The success of the government's bid to join the World Health Organization (WHO) hinges on international politics despite the fact that the SARS outbreak has highlighted the dangers of excluding the country from the global health system, Minister of Foreign Affairs Eugene Chien (簡又新) said yesterday.
"SARS is a crisis in Taiwan, but it also serves as an opportunity for Taiwan," Chien said. "Taiwan should not be excluded from the WHO. The exclusion is not only a `black hole' in combating the disease but also disregards the basic human rights of the 23 million people in Taiwan."
Chien said Beijing's efforts to sink the government's WHO bid is still the key obstacle.
"Although I dubbed the present situation as an opportunity, we should not place all our hopes on this year's bid," he said. "International politics is still dictated in realistic terms. As to whether or not we will be able to penetrate Beijing's opposition is dependent on the efforts of our diplomats over the next week."
Taiwan has been trying to join the World Health Assembly (WHA), WHO's top decision-making body, as an observer since 1997.
The political drama surrounding Taipei's WHO bid this year is expected to unfold during the WHA meeting that starts in Geneva on Monday.
Chien also refuted an argument that said the recent dispatch of two WHO experts to Taiwan indicated that the UN health agency was looking out for the health of Taiwanese despite the country's exclusion from the organization.

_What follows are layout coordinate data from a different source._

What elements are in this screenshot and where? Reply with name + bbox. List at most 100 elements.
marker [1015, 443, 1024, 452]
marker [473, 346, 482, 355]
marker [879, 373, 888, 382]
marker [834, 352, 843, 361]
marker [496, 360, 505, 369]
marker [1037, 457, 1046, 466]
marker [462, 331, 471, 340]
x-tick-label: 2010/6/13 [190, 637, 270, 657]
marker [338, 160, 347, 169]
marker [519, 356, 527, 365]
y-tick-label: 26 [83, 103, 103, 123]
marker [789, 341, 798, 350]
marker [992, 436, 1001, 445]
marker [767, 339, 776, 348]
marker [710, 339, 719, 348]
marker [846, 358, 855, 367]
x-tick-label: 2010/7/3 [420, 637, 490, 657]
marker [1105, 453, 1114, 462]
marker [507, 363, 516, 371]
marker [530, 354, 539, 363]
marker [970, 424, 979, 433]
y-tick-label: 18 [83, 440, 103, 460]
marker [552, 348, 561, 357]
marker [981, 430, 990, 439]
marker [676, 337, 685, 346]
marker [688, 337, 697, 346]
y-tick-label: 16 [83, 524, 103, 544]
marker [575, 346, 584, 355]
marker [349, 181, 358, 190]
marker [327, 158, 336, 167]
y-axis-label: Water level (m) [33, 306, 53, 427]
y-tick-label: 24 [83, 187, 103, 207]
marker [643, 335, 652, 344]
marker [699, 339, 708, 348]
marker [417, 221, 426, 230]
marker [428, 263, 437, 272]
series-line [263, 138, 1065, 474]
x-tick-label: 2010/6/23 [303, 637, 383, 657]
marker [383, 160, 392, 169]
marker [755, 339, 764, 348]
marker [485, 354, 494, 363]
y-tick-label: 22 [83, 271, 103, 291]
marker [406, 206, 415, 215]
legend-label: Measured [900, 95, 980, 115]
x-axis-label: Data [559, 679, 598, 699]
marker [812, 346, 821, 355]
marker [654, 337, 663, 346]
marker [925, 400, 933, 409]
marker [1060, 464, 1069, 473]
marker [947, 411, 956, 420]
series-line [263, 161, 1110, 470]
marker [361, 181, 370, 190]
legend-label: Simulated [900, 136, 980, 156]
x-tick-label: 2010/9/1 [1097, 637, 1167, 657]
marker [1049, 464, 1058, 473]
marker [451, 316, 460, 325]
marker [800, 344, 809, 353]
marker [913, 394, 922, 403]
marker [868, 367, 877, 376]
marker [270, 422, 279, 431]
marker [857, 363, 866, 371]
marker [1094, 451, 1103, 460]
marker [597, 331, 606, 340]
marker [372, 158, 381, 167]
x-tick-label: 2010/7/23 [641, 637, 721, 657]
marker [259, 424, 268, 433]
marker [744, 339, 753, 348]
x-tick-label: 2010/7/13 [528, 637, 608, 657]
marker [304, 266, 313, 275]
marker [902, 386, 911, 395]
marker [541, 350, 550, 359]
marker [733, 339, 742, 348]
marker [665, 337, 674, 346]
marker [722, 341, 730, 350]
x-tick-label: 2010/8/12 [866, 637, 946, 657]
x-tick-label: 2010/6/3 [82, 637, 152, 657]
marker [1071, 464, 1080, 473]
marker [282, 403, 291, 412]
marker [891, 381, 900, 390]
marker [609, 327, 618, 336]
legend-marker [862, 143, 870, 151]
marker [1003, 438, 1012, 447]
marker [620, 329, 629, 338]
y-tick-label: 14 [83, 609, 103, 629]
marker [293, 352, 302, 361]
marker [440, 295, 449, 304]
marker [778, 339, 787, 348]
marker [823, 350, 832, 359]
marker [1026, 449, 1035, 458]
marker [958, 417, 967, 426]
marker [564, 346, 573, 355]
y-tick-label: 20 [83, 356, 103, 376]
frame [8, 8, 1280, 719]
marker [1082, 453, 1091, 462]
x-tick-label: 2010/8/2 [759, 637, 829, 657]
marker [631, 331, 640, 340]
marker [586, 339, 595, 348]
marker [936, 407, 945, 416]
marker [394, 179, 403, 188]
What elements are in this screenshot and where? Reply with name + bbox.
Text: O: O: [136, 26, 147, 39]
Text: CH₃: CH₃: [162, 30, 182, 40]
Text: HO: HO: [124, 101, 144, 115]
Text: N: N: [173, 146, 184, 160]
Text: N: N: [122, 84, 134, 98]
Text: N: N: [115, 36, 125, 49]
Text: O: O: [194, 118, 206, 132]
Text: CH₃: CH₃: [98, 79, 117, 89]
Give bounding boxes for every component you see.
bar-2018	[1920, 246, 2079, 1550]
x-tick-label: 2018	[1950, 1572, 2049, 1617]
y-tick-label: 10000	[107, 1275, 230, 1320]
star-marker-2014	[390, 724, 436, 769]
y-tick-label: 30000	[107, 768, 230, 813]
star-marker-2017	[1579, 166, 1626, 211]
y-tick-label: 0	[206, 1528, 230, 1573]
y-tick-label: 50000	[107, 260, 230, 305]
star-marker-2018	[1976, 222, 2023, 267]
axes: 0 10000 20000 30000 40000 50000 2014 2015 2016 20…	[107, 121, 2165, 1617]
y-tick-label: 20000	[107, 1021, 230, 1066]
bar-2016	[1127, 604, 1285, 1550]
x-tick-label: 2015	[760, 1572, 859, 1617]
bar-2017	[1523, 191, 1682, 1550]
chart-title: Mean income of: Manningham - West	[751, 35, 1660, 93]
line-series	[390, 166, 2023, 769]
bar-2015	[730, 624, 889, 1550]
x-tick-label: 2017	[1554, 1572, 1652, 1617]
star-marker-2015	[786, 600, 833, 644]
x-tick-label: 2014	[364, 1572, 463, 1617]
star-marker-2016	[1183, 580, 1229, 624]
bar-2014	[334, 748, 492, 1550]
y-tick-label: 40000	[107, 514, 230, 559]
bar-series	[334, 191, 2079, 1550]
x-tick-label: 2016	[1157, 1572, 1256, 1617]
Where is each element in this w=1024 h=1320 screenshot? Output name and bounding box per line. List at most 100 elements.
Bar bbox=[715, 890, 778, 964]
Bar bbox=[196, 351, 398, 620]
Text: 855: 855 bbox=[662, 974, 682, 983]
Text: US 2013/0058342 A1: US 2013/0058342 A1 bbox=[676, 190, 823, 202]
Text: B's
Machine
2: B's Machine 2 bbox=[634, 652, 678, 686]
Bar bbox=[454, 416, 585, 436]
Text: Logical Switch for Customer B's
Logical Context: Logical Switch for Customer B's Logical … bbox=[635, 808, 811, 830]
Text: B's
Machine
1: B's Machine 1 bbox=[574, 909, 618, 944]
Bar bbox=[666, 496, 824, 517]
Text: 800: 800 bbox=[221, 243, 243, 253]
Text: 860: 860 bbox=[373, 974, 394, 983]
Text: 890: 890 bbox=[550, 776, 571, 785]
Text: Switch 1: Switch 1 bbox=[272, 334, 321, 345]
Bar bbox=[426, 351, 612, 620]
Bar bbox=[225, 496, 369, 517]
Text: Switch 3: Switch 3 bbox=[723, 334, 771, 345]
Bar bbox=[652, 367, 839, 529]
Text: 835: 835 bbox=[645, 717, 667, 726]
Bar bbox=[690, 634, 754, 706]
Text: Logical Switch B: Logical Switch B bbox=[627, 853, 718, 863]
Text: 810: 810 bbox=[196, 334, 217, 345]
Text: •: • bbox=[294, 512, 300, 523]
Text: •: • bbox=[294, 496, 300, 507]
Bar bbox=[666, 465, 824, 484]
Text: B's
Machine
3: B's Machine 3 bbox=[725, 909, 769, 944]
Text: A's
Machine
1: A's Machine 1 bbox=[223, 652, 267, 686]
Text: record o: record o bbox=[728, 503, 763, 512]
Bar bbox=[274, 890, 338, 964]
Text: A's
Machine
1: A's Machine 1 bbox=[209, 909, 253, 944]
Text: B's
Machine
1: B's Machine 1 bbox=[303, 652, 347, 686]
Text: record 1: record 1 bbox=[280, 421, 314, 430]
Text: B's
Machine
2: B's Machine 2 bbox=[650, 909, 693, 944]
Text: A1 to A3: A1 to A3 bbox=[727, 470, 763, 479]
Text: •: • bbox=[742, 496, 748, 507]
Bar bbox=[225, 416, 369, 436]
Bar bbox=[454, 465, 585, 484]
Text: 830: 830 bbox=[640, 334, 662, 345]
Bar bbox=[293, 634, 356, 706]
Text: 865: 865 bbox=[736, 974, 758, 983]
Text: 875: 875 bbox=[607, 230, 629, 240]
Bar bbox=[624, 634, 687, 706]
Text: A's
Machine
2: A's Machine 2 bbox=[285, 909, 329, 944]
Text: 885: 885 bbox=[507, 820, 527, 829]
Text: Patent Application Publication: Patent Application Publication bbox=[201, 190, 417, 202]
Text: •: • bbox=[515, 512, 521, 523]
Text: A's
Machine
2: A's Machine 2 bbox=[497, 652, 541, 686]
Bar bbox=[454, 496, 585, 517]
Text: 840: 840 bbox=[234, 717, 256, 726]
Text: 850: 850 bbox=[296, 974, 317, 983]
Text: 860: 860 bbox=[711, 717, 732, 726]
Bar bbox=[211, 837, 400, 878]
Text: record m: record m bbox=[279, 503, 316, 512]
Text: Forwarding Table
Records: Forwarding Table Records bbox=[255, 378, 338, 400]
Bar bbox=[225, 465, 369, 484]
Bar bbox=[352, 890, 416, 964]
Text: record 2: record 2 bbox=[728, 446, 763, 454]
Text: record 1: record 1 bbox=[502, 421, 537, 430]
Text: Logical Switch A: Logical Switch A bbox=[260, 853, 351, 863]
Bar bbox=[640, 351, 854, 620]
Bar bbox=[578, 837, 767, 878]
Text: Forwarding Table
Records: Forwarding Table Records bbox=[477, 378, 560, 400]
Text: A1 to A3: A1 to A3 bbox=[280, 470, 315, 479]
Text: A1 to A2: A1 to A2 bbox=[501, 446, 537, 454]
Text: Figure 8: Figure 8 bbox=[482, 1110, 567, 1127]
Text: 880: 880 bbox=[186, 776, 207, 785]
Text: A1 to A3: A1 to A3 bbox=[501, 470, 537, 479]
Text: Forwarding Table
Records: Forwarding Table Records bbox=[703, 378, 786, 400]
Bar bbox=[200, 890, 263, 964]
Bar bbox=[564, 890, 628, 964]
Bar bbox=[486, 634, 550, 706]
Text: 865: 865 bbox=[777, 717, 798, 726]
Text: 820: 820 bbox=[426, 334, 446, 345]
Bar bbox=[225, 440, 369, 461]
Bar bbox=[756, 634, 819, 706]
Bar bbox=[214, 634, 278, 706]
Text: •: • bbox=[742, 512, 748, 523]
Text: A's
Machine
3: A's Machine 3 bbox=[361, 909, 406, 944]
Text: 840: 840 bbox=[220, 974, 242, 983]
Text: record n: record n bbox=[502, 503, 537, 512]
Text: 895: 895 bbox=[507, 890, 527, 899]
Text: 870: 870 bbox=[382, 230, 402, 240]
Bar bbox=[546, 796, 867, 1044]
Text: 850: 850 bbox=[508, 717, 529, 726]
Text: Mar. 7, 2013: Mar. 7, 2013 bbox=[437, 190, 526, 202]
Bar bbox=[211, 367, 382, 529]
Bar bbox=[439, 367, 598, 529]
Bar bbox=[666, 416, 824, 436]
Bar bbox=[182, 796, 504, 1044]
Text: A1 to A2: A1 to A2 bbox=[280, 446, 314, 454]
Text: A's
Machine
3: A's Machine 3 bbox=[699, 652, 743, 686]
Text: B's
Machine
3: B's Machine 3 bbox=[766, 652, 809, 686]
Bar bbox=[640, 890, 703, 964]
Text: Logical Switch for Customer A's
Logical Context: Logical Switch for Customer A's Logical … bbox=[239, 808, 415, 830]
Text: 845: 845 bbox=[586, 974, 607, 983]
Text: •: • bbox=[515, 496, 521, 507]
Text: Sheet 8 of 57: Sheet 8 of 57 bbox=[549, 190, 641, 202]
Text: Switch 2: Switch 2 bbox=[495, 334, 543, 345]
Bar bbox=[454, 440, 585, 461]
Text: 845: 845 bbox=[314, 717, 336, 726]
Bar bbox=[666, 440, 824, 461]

"This [argument] has over-simplified the question," Chien said.
The key solution is to seek a feasible and perhaps institutionalized way to ensure the health and basic human rights of the 23 million people in Taiwan in the spirit of the WHO Constitution, he said.
Chien was speaking at the ceremony donation of 12,000 FFP2 masks to the ministry from Patrick Poon (潘燊昌), head of Greater China Region of ING Life Insurance.
Poon said that the delivery of the masks was aimed at helping the public and the government win the battle against SARS.
Also present at the ceremony was Mike Lee, vice president of cargo sales and marketing division of China Airlines, and Menno Goedhart, representative of the Netherlands Trade and Investment Office.
China Airlines helped transport the masks to Taipei free of charge, Lee said.
Goedhart said he's "happy and proud" that a Dutch firm, along with China Airlines, has signaled a gesture of solidarity with Taiwan at a time when the country is endeavoring to keep the disease under control.